Ferrari stellte seinen Sportwagen FXX K erstmals im Rahmen einer Pressemitteilung am 02.12.2014 vor, die nachfolgende Fotografien des Fahrzeugs zeigte:
(Bild im Newsletter dargestellt)
Besonderes Merkmal des FXX K ist das „V“-förmige Element auf der Fronthaube, die mittig aus der Fronthaube herausragenden flossenartigen Elemente, der in die Stoßstange integrierte zweiteilige Frontspoiler und dessen mittiger Verbindungssteg, der den Frontspoiler mit der Fronthaube verbindet. Nach Auffassung von Ferrari werden diese Elemente als Einheit verstanden, die die individuellen „Gesichtszüge“ dieses Fahrzeugs bestimmen (vgl. Tz.18).
Mansory Design bot mehrere Tuning-Kits an, mit denen anderen Ferrari-Modellen das Aussehen des FXX K gegeben werden konnte.

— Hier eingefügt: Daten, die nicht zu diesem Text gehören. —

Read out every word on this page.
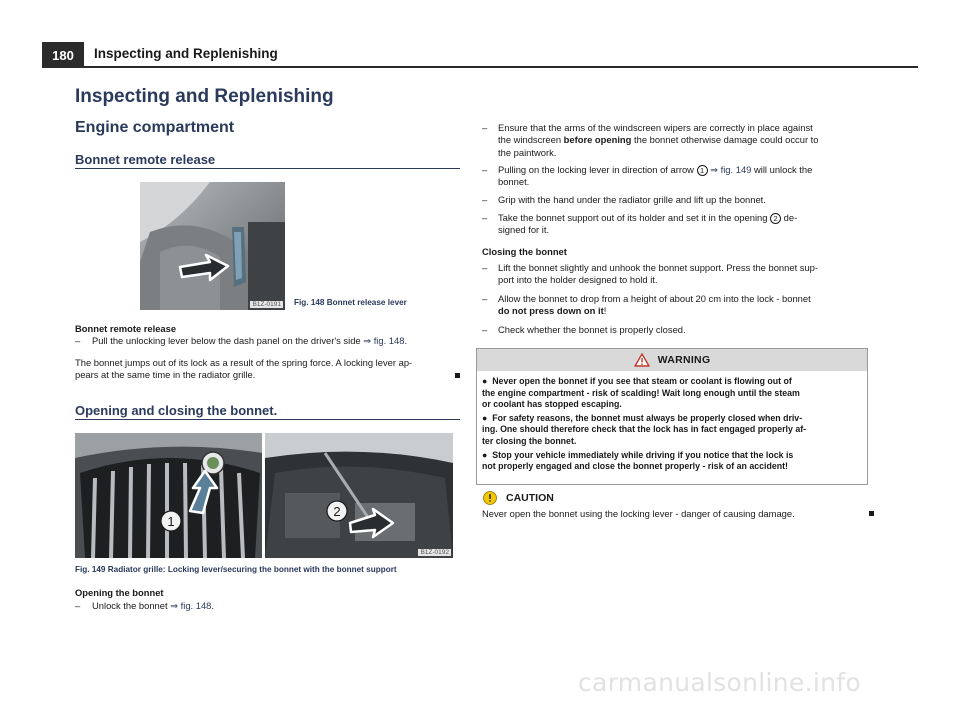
180	Inspecting and Replenishing
Inspecting and Replenishing
Engine compartment
Bonnet remote release
B1Z-0191 Fig. 148 Bonnet release lever
Bonnet remote release
– Pull the unlocking lever below the dash panel on the driver's side ⇒ fig. 148.
The bonnet jumps out of its lock as a result of the spring force. A locking lever ap-
pears at the same time in the radiator grille.
Opening and closing the bonnet.
1
2
B1Z-0192
Fig. 149 Radiator grille: Locking lever/securing the bonnet with the bonnet support
Opening the bonnet
– Unlock the bonnet ⇒ fig. 148.
– Ensure that the arms of the windscreen wipers are correctly in place against
the windscreen before opening the bonnet otherwise damage could occur to
the paintwork.
– Pulling on the locking lever in direction of arrow 1 ⇒ fig. 149 will unlock the
bonnet.
– Grip with the hand under the radiator grille and lift up the bonnet.
– Take the bonnet support out of its holder and set it in the opening 2 de-
signed for it.
Closing the bonnet
– Lift the bonnet slightly and unhook the bonnet support. Press the bonnet sup-
port into the holder designed to hold it.
– Allow the bonnet to drop from a height of about 20 cm into the lock - bonnet
do not press down on it!
– Check whether the bonnet is properly closed.
WARNING

●  Never open the bonnet if you see that steam or coolant is flowing out of
the engine compartment - risk of scalding! Wait long enough until the steam
or coolant has stopped escaping.

●  For safety reasons, the bonnet must always be properly closed when driv-
ing. One should therefore check that the lock has in fact engaged properly af-
ter closing the bonnet.

●  Stop your vehicle immediately while driving if you notice that the lock is
not properly engaged and close the bonnet properly - risk of an accident!

CAUTION
Never open the bonnet using the locking lever - danger of causing damage.
carmanualsonline.info
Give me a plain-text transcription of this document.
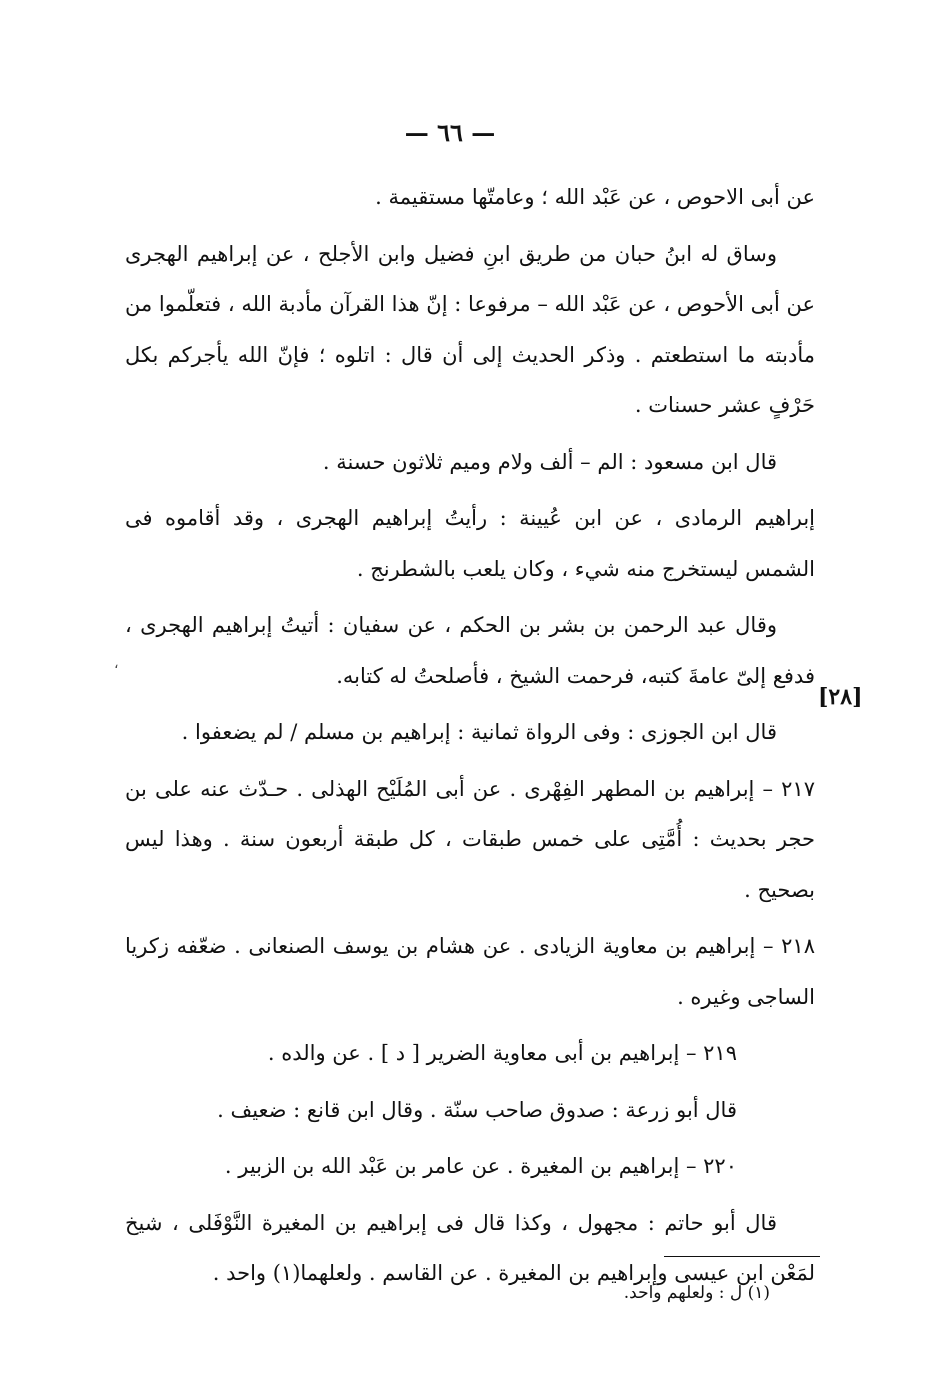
— ٦٦ —
[٢٨]
،

عن أبى الاحوص ، عن عَبْد الله ؛ وعامتّها مستقيمة .

وساق له ابنُ حبان من طريق ابنِ فضيل وابن الأجلح ، عن إبراهيم الهجرى عن أبى الأحوص ، عن عَبْد الله – مرفوعا : إنّ هذا القرآن مأدبة الله ، فتعلّموا من مأدبته ما استطعتم . وذكر الحديث إلى أن قال : اتلوه ؛ فإنّ الله يأجركم بكل حَرْفٍ عشر حسنات .

قال ابن مسعود : الم – ألف ولام وميم ثلاثون حسنة .

إبراهيم الرمادى ، عن ابن عُيينة : رأيتُ إبراهيم الهجرى ، وقد أقاموه فى الشمس ليستخرج منه شيء ، وكان يلعب بالشطرنج .

وقال عبد الرحمن بن بشر بن الحكم ، عن سفيان : أتيتُ إبراهيم الهجرى ، فدفع إلىّ عامةَ كتبه، فرحمت الشيخ ، فأصلحتُ له كتابه.

قال ابن الجوزى : وفى الرواة ثمانية : إبراهيم بن مسلم / لم يضعفوا .

٢١٧ – إبراهيم بن المطهر الفِهْرى . عن أبى المُلَيْح الهذلى . حـدّث عنه على بن حجر بحديث : أُمَّتِى على خمس طبقات ، كل طبقة أربعون سنة . وهذا ليس بصحيح .

٢١٨ – إبراهيم بن معاوية الزيادى . عن هشام بن يوسف الصنعانى . ضعّفه زكريا الساجى وغيره .

٢١٩ – إبراهيم بن أبى معاوية الضرير [ د ] . عن والده .

قال أبو زرعة : صدوق صاحب سنّة . وقال ابن قانع : ضعيف .

٢٢٠ – إبراهيم بن المغيرة . عن عامر بن عَبْد الله بن الزبير .

قال أبو حاتم : مجهول ، وكذا قال فى إبراهيم بن المغيرة النَّوْفَلى ، شيخ لمَعْن ابن عيسى وإبراهيم بن المغيرة . عن القاسم . ولعلهما(١) واحد .

(١) ل : ولعلهم واحد.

Ferrari stützte seine Klage auf insgesamt 3 nicht eingetragene GGM: die „V“-förmige Fronthaube, hilfsweise den zweischichtigen Frontspoiler und weiter hilfsweise auf das Fahrzeug im Ganzen, wie es in der Pressemitteilung in einer Schrägansicht offenbart wurde. Darüber hinaus machte Ferrari beschränkt auf Deutschland Ansprüche aus ergänzendem, wettbewerbsrechtlichen Leistungsschutz (§ 4 Nr. 3 UWG) geltend (Tz. 19 ff.).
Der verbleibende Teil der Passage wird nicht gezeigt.